Job Factory provides job training to unemployed teenagers and young people in Basel, Switzerland and helps them find work, giving them hope and a second chance. No matter why the youths are jobless, so they do not begin their career on welfare, Job Factory offers six-month internships to approximately 300 young adults each year, in such areas as cooking and restaurant management, administration, housekeeping, printing, information technology, manufacturing, hairdressing, handicrafts and recycling. Job Factory also provides coaching through its Job Training Foundation, helping the youth recognize their talents and develop their capabilities while tackling their weaknesses and deficiencies.

Since Job Factory was established by Robert Roth in 2000, over 2,000 youths have taken part in Job Factory’s training program. To date, 80% of Job Factory’s trainees have successfully completed their internships and gone on to find an apprenticeship or job, or have gone back to school.

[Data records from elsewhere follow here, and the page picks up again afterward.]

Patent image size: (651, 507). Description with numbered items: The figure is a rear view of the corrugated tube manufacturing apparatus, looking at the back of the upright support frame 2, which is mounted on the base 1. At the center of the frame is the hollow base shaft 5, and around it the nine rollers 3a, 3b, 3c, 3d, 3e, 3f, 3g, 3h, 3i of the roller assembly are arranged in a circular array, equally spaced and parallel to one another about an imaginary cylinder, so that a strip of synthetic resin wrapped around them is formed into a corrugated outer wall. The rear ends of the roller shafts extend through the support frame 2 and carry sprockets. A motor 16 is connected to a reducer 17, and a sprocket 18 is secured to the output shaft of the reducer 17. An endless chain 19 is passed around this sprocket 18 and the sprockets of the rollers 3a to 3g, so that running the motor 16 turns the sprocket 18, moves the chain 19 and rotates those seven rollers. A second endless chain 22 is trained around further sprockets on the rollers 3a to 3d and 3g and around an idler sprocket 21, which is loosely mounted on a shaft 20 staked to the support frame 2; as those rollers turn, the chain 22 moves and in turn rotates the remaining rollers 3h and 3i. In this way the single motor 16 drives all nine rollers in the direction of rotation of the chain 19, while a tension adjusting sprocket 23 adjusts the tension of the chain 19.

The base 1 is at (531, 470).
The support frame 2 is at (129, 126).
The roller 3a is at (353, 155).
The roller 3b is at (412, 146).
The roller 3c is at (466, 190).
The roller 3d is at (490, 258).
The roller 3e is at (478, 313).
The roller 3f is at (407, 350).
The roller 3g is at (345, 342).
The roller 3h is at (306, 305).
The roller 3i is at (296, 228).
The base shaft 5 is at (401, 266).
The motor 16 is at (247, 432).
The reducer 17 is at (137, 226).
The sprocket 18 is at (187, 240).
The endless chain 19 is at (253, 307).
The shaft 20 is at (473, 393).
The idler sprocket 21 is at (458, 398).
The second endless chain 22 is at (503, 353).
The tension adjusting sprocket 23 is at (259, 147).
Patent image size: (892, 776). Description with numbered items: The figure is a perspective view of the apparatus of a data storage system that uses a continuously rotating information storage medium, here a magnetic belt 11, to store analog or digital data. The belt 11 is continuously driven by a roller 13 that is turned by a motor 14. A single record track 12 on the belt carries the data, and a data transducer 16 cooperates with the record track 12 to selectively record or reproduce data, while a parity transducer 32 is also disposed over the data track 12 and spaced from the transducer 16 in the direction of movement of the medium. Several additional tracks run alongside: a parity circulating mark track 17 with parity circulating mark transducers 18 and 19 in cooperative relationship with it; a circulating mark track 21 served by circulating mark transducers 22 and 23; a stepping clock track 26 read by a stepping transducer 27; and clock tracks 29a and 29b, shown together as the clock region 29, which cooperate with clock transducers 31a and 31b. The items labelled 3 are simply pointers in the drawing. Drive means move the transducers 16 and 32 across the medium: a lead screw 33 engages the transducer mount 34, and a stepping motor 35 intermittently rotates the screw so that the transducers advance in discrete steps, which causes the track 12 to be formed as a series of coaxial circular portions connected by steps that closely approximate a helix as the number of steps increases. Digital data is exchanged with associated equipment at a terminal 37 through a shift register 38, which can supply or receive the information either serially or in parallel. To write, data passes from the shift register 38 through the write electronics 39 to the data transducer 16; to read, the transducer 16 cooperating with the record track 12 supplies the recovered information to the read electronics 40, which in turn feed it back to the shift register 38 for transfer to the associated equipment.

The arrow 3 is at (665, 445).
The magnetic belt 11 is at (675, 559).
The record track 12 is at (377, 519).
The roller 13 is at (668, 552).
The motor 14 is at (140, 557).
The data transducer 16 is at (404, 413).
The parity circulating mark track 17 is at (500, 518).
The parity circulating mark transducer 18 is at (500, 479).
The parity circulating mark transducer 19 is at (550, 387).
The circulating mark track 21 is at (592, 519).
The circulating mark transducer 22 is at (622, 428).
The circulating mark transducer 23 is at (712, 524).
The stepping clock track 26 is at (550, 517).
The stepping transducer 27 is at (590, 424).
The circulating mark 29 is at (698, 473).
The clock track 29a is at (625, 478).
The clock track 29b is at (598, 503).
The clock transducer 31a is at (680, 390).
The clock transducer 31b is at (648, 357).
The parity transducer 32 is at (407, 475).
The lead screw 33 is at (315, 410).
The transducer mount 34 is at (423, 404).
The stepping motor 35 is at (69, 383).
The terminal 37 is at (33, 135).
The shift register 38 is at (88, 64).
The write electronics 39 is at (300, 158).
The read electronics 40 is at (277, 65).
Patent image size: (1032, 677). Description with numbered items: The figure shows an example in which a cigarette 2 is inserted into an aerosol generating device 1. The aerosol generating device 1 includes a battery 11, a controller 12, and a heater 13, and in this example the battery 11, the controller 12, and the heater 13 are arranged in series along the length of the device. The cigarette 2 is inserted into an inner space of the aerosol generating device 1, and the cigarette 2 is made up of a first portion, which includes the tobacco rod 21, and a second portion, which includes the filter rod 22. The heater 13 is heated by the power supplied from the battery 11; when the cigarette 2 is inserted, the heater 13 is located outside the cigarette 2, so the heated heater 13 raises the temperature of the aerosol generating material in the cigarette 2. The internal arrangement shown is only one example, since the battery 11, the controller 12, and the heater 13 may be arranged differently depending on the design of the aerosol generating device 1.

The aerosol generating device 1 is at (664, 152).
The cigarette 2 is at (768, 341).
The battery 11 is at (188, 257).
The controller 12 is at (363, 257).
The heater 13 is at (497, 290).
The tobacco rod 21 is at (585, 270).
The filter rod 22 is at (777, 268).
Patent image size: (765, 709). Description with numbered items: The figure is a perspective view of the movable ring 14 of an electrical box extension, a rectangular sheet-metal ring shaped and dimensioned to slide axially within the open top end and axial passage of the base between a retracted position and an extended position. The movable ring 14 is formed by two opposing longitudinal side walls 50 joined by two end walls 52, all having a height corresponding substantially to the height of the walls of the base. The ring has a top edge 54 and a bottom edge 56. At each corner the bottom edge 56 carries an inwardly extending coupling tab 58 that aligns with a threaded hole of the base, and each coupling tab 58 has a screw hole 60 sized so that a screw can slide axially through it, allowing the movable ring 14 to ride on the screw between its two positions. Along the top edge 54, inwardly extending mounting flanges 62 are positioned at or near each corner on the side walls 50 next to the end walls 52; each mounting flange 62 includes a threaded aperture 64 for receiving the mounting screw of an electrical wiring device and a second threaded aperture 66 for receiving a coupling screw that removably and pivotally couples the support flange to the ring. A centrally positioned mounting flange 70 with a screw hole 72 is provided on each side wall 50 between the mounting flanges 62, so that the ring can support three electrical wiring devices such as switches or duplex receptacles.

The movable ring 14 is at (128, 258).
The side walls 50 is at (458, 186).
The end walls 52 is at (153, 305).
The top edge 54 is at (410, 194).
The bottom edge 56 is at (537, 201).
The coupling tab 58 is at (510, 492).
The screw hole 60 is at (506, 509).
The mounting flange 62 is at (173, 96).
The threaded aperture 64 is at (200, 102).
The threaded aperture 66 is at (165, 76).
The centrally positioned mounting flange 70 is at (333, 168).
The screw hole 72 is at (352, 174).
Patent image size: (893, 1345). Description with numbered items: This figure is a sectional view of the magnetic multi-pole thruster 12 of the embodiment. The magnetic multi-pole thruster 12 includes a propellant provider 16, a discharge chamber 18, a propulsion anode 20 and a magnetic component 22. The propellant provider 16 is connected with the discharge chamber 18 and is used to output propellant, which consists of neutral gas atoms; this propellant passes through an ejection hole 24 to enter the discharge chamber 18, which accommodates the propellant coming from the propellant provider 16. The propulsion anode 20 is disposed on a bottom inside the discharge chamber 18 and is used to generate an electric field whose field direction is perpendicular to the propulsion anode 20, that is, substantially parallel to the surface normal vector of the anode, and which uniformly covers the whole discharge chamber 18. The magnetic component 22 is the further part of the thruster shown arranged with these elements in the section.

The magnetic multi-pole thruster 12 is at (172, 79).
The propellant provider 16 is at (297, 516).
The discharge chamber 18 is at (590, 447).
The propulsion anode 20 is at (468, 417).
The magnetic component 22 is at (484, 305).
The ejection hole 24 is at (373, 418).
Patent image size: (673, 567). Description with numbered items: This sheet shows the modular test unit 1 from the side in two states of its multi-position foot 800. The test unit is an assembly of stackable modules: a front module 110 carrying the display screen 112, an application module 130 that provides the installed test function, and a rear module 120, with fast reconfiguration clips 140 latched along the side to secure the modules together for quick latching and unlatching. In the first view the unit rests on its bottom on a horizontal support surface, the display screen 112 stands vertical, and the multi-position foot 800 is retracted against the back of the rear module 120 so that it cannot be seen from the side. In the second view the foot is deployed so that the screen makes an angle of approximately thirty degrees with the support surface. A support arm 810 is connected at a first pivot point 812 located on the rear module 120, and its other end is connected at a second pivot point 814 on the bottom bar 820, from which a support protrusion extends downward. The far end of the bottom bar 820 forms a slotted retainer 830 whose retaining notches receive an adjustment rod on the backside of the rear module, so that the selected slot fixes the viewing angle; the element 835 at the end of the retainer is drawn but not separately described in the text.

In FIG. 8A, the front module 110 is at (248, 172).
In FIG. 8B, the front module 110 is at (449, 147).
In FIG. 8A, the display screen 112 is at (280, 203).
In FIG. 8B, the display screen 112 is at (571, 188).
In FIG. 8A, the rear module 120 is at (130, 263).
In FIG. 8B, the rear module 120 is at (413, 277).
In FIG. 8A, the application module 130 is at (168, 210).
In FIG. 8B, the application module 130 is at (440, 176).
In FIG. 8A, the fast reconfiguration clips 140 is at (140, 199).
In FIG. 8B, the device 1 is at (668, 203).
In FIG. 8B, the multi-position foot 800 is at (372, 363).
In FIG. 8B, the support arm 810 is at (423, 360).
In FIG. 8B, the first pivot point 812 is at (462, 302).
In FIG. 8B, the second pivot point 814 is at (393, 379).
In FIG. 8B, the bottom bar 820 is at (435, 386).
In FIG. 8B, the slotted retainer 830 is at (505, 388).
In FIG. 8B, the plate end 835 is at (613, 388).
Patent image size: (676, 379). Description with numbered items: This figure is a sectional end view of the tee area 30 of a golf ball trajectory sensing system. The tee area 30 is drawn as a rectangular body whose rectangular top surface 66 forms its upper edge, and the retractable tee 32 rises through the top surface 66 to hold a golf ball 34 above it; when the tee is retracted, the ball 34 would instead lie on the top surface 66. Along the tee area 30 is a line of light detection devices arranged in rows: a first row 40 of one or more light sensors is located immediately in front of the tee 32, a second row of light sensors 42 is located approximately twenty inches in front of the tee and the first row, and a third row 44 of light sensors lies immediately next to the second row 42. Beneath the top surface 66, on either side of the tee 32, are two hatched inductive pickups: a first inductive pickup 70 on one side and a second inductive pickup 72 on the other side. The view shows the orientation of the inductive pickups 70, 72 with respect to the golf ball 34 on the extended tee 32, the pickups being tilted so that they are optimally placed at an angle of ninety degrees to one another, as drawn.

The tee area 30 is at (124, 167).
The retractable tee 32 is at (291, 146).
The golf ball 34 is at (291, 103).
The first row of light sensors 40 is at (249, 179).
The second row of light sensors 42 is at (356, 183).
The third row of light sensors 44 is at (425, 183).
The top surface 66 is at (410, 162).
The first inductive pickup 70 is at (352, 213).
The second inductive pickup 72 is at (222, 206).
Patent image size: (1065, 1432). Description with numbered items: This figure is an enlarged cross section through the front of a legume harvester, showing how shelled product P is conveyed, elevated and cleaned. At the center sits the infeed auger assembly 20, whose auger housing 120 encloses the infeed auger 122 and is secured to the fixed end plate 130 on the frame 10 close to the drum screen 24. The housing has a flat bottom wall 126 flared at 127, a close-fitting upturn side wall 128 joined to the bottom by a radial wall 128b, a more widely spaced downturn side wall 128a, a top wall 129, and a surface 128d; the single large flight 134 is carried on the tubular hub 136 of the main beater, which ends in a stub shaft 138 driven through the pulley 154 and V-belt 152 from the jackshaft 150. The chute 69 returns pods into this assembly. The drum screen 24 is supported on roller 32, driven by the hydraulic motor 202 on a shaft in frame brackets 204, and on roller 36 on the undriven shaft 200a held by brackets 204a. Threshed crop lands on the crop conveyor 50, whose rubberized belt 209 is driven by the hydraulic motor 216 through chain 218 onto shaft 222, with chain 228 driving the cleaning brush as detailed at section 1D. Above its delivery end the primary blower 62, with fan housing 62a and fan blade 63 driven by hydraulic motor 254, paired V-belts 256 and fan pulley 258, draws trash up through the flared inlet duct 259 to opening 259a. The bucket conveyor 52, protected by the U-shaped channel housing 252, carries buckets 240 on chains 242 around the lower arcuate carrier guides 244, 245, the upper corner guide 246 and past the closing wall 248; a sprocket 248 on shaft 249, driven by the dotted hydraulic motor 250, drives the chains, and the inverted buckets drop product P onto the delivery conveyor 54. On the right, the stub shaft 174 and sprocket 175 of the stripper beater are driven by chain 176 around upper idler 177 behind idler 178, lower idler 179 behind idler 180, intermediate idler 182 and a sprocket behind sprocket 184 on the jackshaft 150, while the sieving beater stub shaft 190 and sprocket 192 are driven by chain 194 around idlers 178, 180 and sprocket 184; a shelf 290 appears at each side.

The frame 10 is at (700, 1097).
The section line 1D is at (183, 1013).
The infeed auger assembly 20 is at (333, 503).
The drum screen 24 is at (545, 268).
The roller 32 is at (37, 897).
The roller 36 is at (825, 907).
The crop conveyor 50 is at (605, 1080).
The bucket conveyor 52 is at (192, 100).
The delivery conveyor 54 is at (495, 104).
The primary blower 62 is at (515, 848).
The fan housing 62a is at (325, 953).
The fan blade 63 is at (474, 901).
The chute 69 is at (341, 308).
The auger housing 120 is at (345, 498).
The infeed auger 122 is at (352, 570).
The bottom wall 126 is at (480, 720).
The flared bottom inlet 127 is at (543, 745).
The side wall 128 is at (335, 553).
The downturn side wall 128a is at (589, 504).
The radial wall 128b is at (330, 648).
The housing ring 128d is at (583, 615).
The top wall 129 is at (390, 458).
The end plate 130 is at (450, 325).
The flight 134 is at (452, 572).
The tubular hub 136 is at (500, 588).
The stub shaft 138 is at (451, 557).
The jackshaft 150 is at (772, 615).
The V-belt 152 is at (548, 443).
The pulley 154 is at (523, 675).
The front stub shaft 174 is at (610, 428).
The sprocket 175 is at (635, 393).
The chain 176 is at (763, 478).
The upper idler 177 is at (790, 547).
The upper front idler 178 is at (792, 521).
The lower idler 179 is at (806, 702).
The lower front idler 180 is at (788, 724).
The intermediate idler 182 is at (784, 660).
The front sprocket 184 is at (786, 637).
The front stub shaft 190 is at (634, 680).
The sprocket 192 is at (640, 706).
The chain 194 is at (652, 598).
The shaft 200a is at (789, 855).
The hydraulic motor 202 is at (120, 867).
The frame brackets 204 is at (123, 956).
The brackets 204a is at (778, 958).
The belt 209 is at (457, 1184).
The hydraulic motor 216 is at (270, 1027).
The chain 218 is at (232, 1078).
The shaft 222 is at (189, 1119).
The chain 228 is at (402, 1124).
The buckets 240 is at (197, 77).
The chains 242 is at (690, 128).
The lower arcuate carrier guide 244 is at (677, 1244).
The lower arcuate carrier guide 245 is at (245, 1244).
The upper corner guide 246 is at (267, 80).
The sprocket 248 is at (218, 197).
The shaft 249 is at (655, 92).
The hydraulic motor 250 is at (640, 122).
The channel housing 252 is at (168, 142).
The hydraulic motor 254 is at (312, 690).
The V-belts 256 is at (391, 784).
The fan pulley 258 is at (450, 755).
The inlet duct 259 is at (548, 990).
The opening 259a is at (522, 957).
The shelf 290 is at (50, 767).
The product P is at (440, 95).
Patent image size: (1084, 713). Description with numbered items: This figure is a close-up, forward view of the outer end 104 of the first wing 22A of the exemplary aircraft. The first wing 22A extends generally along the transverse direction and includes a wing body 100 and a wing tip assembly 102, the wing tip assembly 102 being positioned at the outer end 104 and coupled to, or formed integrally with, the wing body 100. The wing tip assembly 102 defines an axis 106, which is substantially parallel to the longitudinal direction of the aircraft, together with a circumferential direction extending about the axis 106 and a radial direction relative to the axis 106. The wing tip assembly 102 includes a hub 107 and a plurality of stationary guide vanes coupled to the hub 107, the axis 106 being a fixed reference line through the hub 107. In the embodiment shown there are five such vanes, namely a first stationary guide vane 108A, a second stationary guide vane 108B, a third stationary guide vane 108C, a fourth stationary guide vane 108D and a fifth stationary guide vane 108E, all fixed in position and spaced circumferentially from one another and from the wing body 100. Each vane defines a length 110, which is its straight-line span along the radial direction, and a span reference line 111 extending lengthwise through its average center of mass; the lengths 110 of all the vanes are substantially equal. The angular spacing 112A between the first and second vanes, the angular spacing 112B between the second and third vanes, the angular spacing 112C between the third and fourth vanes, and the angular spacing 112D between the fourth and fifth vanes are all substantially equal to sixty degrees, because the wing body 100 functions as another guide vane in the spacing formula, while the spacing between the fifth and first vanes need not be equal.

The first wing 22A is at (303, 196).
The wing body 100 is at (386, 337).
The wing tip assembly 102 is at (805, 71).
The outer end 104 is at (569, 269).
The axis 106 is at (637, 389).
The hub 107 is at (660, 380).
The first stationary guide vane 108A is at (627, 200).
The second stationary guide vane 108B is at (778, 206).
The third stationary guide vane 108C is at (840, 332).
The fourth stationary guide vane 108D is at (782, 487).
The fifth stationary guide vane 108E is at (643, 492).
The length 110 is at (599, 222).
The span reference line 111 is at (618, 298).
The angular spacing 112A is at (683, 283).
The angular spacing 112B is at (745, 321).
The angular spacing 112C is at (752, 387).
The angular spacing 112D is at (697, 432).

Job Factory is in fact Robert Roth’s second endeavor to provide employment to young people in Switzerland. In 1976 he created Weizenkorn, a business that employs youths with psychological problems. That experience taught him that not just young people with psychological problems or physical disabilities were having trouble finding jobs. Others were also losing hope, so he founded Job Factory. Meanwhile, Weizenkorn has become the largest employer of people with psychological disorders in Switzerland.